Architecture
zwasm processes a WebAssembly module through a multi-stage pipeline: decode, validate, predecode to register IR, and execute via interpreter or JIT.
Pipeline
.wasm binary
|
v
+-----------+
| Decode | module.zig -- parse binary format, sections, types
+-----+-----+
|
v
+-----------+
| Validate | validate.zig -- type checking, operand stack simulation
+-----+-----+
|
v
+-----------+
| Predecode | predecode.zig -- stack machine -> register IR
+-----+-----+
|
v
+-----------+
| Regalloc | regalloc.zig -- virtual -> physical register assignment
+-----+-----+
|
v
+----------------------+
| Execution |
| +----------------+ |
| | Interpreter | | vm.zig -- register IR dispatch loop
| +-------+--------+ |
| | hot path |
| +-------v--------+ |
| | JIT Compiler | | jit.zig (ARM64), x86.zig (x86_64)
| +----------------+ |
+----------------------+
Execution tiers
zwasm uses tiered execution with automatic promotion:
- Interpreter — Executes register IR instructions directly. All functions start here.
- JIT (ARM64/x86_64) — When a function’s call count or back-edge count exceeds a threshold, the register IR is compiled to native machine code. Subsequent calls execute the native code directly.
The JIT threshold is adaptive: hot loops trigger compilation faster via back-edge counting.
Source map
| File | Role | LOC |
|---|---|---|
module.zig | Binary decoder, section parsing, LEB128 | ~2K |
validate.zig | Type checker, operand stack simulation | ~1.7K |
predecode.zig | Stack IR → register IR conversion | ~0.7K |
regalloc.zig | Virtual → physical register allocation | ~2K |
vm.zig | Interpreter, execution engine, store | ~8K |
jit.zig | ARM64 JIT backend | ~5.9K |
x86.zig | x86_64 JIT backend | ~4.7K |
types.zig | Core type definitions, value types | ~1.3K |
opcode.zig | Opcode definitions (581+ total) | ~1.3K |
wasi.zig | WASI Preview 1 (46 syscalls) | ~2.6K |
gc.zig | GC proposal: heap, struct/array types | ~1.4K |
wat.zig | WAT text format parser | ~5.9K |
cli.zig | CLI frontend | ~2.1K |
instance.zig | Module instantiation, linking | ~0.9K |
component.zig | Component Model decoder | ~1.9K |
wit.zig | WIT parser | ~2.1K |
canon_abi.zig | Canonical ABI | ~1.2K |
Register IR
Instead of interpreting the WebAssembly stack machine directly, zwasm converts each function body to a register-based intermediate representation (IR) during predecode. This eliminates operand stack bookkeeping at runtime:
- Stack IR:
local.get 0/local.get 1/i32.add(3 stack operations) - Register IR:
add r2, r0, r1(1 instruction)
The register IR uses virtual registers, which are then mapped to physical registers by the register allocator. Functions with few locals map directly; functions with many locals spill to memory.
JIT compilation
The JIT compiler translates register IR to native machine code:
- ARM64: Full support — arithmetic, control flow, floating point, memory, call_indirect, SIMD
- x86_64: Full support — same coverage as ARM64
Key JIT optimizations:
- Inline self-calls (recursive functions call themselves without trampoline overhead)

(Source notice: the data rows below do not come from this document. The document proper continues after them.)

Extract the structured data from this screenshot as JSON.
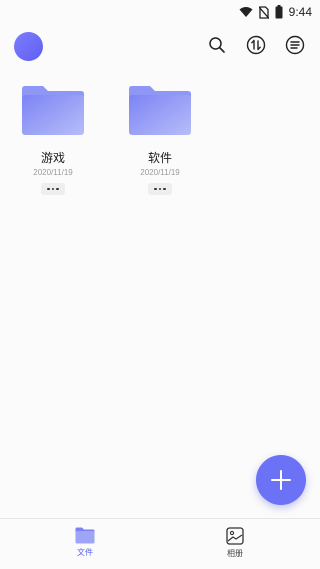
{
  "status_bar": {
    "time": "9:44",
    "icons": [
      "wifi-icon",
      "no-sim-icon",
      "battery-icon"
    ]
  },
  "header": {
    "avatar_color": "#6b6bff",
    "actions": [
      "search-icon",
      "sort-icon",
      "menu-list-icon"
    ]
  },
  "folders": [
    {
      "name": "游戏",
      "date": "2020/11/19",
      "more": "more-options"
    },
    {
      "name": "软件",
      "date": "2020/11/19",
      "more": "more-options"
    }
  ],
  "fab": {
    "icon": "plus-icon",
    "color": "#6b72f5"
  },
  "bottom_nav": {
    "items": [
      {
        "label": "文件",
        "icon": "folder-icon",
        "active": true
      },
      {
        "label": "相册",
        "icon": "photo-album-icon",
        "active": false
      }
    ],
    "active_color": "#5b63e8"
  }
}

- Smart spill/reload (only spill registers that are live across calls)
- Direct function calls (bypass function table lookup for known targets)
- Depth guard caching (call depth check in register instead of memory)
The JIT uses W^X memory protection: code is written to RW pages, then switched to RX before execution. A signal handler converts memory faults in JIT code back to Wasm traps.
Module instantiation
WasmModule.load(bytes) -> decode + validate + predecode
|
v
Instance.instantiate(store) -> link imports, init memory/tables/globals
|
v
Vm.invoke(func_name, args) -> execute via interpreter or JIT
The Store holds all runtime state: memories, tables, globals, function instances. Multiple module instances can share a store for cross-module linking.